In the foreword to Yoga for Body, Breath, and Mind, Krishnamacharya stated that his sons had deservedly reached the status of "sathirthyas", people who had studied under a guru. He added that Mohan had studied the Yoga Sutras of Patanjali and was competent to teach asana and pranayama. He noted that Mohan had further studied Samkhya philosophy, while in Ayurveda he has studied diagnosis, treatment, causes of disease, and the body's constitution.

== Svastha Yoga & Ayurveda ==
The Mohans offer their teachings in India and internationally under the banner of Svastha Yoga & Ayurveda. The word svastha in Sanskrit literally means "to stay in one’s own abode" and refers to the state of complete health and balance. Svastha Yoga & Ayurveda advocates an integrated approach using yoga and ayurveda to achieve the state of svastha.

== Works ==
- Mohan, A. G. with Ganesh Mohan. Krishnamacharya: His Life and Teachings. Shambhala Publications, 2010. ISBN 978-1-59030-800-4.
- Mohan, A. G., and Indra Mohan. Yoga Therapy: A Guide to the Therapeutic Use of Yoga and Ayurveda for Health and Fitness. Shambhala Publications, 2004. ISBN 978-1-59030-131-9.

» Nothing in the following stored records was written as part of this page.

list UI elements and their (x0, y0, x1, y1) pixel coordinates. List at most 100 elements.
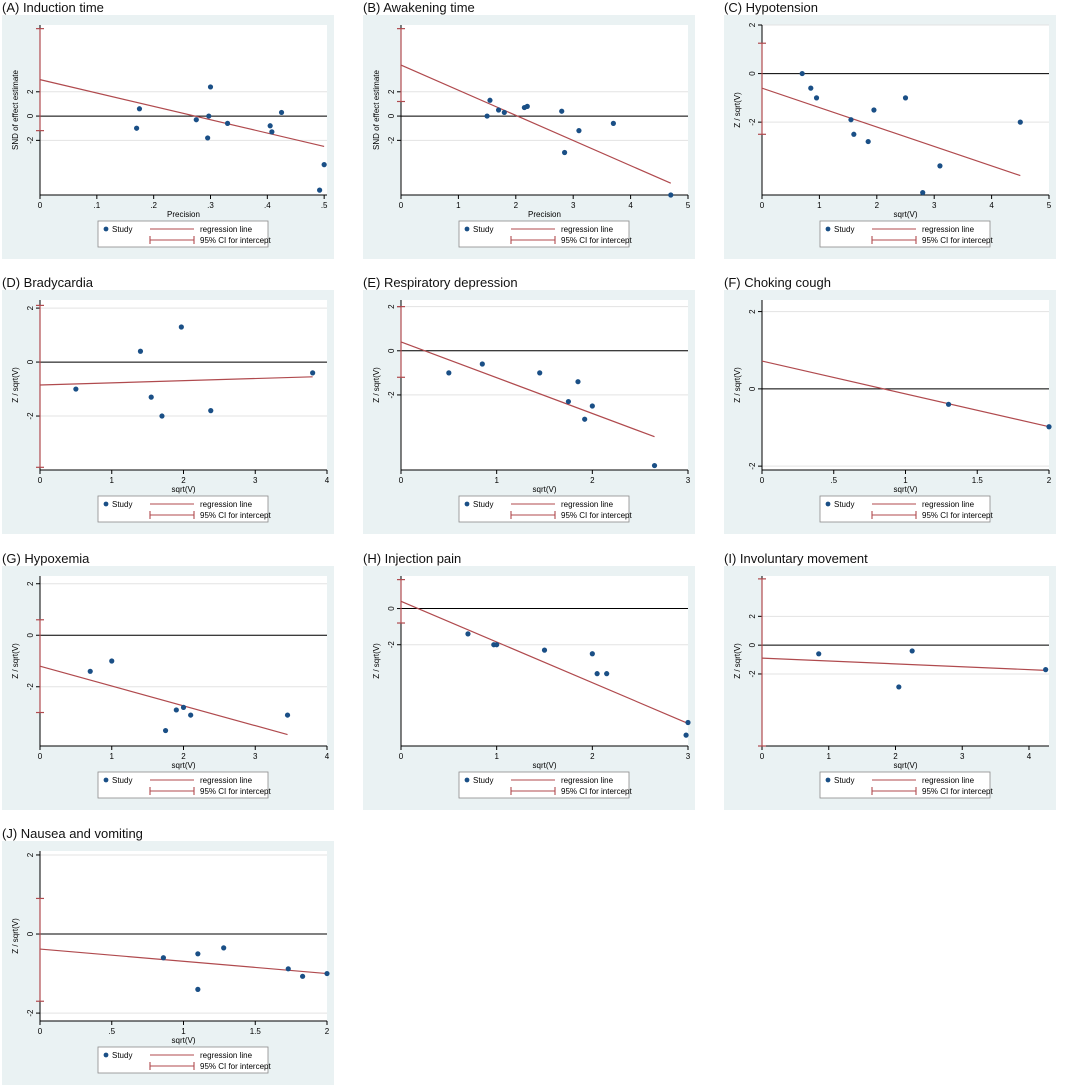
y-tick-label: 2 (26, 852, 35, 857)
regression-line (761, 657, 1046, 671)
y-tick-label: 2 (387, 304, 396, 309)
study-point (310, 370, 316, 376)
legend-regression-label: regression line (922, 776, 975, 785)
x-tick-label: 0 (38, 201, 43, 210)
regression-line (761, 360, 1050, 428)
study-point (487, 97, 493, 103)
panel-title: (E) Respiratory depression (363, 275, 518, 290)
study-point (195, 986, 201, 992)
study-point (321, 162, 327, 168)
study-point (136, 106, 143, 112)
study-point (589, 651, 595, 657)
panel-background: -2 0 0 1 2 3 sqrt(V) Z / sqrt(V) Study regression… (363, 566, 695, 810)
study-point (87, 668, 93, 674)
study-point (221, 945, 227, 951)
y-axis-label: Z / sqrt(V) (11, 643, 20, 679)
panel-background: -2 0 2 0 1 2 3 4 sqrt(V) Z / sqrt(V) Study regressi… (2, 290, 334, 534)
y-axis-label: Z / sqrt(V) (733, 92, 742, 128)
study-point (446, 370, 452, 376)
plot-area (40, 25, 327, 195)
study-point (188, 712, 194, 718)
y-axis-label: Z / sqrt(V) (372, 367, 381, 403)
regression-line (400, 341, 655, 438)
x-axis-label: Precision (167, 210, 200, 219)
study-point (495, 107, 502, 113)
panel-background: -2 0 2 0.5 1 1.5 2 sqrt(V) Z / sqrt(V) Study regre… (724, 290, 1056, 534)
study-point (269, 129, 275, 135)
x-tick-label: 3 (960, 752, 965, 761)
x-tick-label: 3 (932, 201, 937, 210)
x-tick-label: 2 (325, 1027, 330, 1036)
x-axis-label: sqrt(V) (894, 210, 918, 219)
plot-svg: -2 0 0 1 2 3 sqrt(V) Z / sqrt(V) Study regression… (372, 576, 691, 799)
study-point (148, 394, 154, 400)
legend-ci-label: 95% CI for intercept (561, 787, 632, 796)
study-point (284, 712, 291, 718)
study-point (589, 403, 595, 409)
y-tick-label: 0 (748, 642, 757, 647)
legend-box (97, 1046, 269, 1074)
study-point (300, 973, 306, 979)
legend-box (819, 771, 991, 799)
y-axis-label: Z / sqrt(V) (733, 367, 742, 403)
study-point (610, 120, 616, 126)
x-tick-label: 1 (456, 201, 461, 210)
study-point (278, 109, 285, 116)
plot-area (401, 300, 688, 470)
y-tick-label: 2 (26, 89, 35, 94)
study-point (813, 95, 820, 101)
plot-area (762, 576, 1049, 746)
legend-box (458, 220, 630, 248)
study-point (559, 108, 565, 114)
legend-study-label: Study (834, 225, 854, 234)
plot-svg: -2 0 2 0 1 2 3 4 sqrt(V) Z / sqrt(V) Study regressi… (11, 576, 330, 799)
y-axis-label: Z / sqrt(V) (11, 918, 20, 954)
x-tick-label: 2 (590, 752, 595, 761)
plot-svg: -2 0 2 0 1 2 3 4 5 Precision SND of effect estimat… (372, 25, 691, 248)
legend-regression-label: regression line (200, 776, 253, 785)
y-tick-label: 2 (748, 309, 757, 314)
x-tick-label: 3 (686, 476, 691, 485)
y-tick-label: 2 (387, 89, 396, 94)
study-point (484, 113, 490, 119)
x-tick-label: 2 (875, 201, 880, 210)
legend-ci-label: 95% CI for intercept (922, 511, 993, 520)
plot-area (40, 576, 327, 746)
regression-line (39, 948, 328, 975)
regression-line (39, 376, 313, 386)
study-point (594, 671, 600, 677)
legend-box (97, 220, 269, 248)
legend-regression-label: regression line (922, 500, 975, 509)
y-tick-label: -2 (387, 391, 396, 399)
x-tick-label: 4 (325, 752, 330, 761)
legend-study-marker (103, 777, 109, 783)
study-point (195, 951, 201, 957)
x-axis-label: sqrt(V) (894, 761, 918, 770)
study-point (159, 413, 165, 419)
y-tick-label: 0 (26, 931, 35, 936)
plot-svg: -2 0 2 0 1 2 3 4 sqrt(V) Z / sqrt(V) Study regressi… (733, 576, 1049, 799)
x-tick-label: 3 (253, 476, 258, 485)
x-tick-label: 5 (1047, 201, 1052, 210)
study-point (937, 163, 943, 169)
study-point (582, 416, 588, 422)
panel-background: -2 0 2 0 1 2 3 4 5 Precision SND of effect estimat… (363, 15, 695, 259)
study-point (902, 95, 909, 101)
panel-background: -2 0 2 0 1 2 3 4 5 sqrt(V) Z / sqrt(V) Study regress… (724, 15, 1056, 259)
y-tick-label: -2 (26, 412, 35, 420)
study-point (494, 642, 500, 648)
panel-title: (C) Hypotension (724, 0, 818, 15)
plot-area (40, 851, 327, 1021)
study-point (541, 647, 548, 653)
study-point (537, 370, 543, 376)
study-point (173, 707, 179, 713)
legend-study-marker (464, 226, 470, 232)
panel-background: -2 0 2 0.5 1 1.5 2 sqrt(V) Z / sqrt(V) Study regre… (2, 841, 334, 1085)
y-tick-label: -2 (26, 1009, 35, 1017)
legend-study-label: Study (834, 500, 854, 509)
y-tick-label: 0 (387, 113, 396, 118)
plot-area (401, 576, 688, 746)
study-point (501, 109, 507, 116)
study-point (575, 379, 581, 385)
panel-title: (H) Injection pain (363, 551, 462, 566)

- Mohan, A. G. with foreword by Sri Tirumalai Krishnamacharya. Yoga for Body, Breath, and Mind: A Guide to Personal Reintegration. Shambhala Publications, 2002. ISBN 978-1-57062-977-8.
- Mohan, A. G. with Ganesh Mohan. Yoga Reminder: Lightened Reflections. Svastha Yoga, 2015. ISBN 978-9810943387.
- Mohan, A. G., translator. Yoga-Yajnavalkya. Ganesh & Co., 2000. ISBN 81-85988-15-3.
- Mohan, A. G., translator with Ganesh Mohan. Yoga Yajnavalkya (2nd ed.). Svastha Yoga, 2013. ISBN 978-9810716486.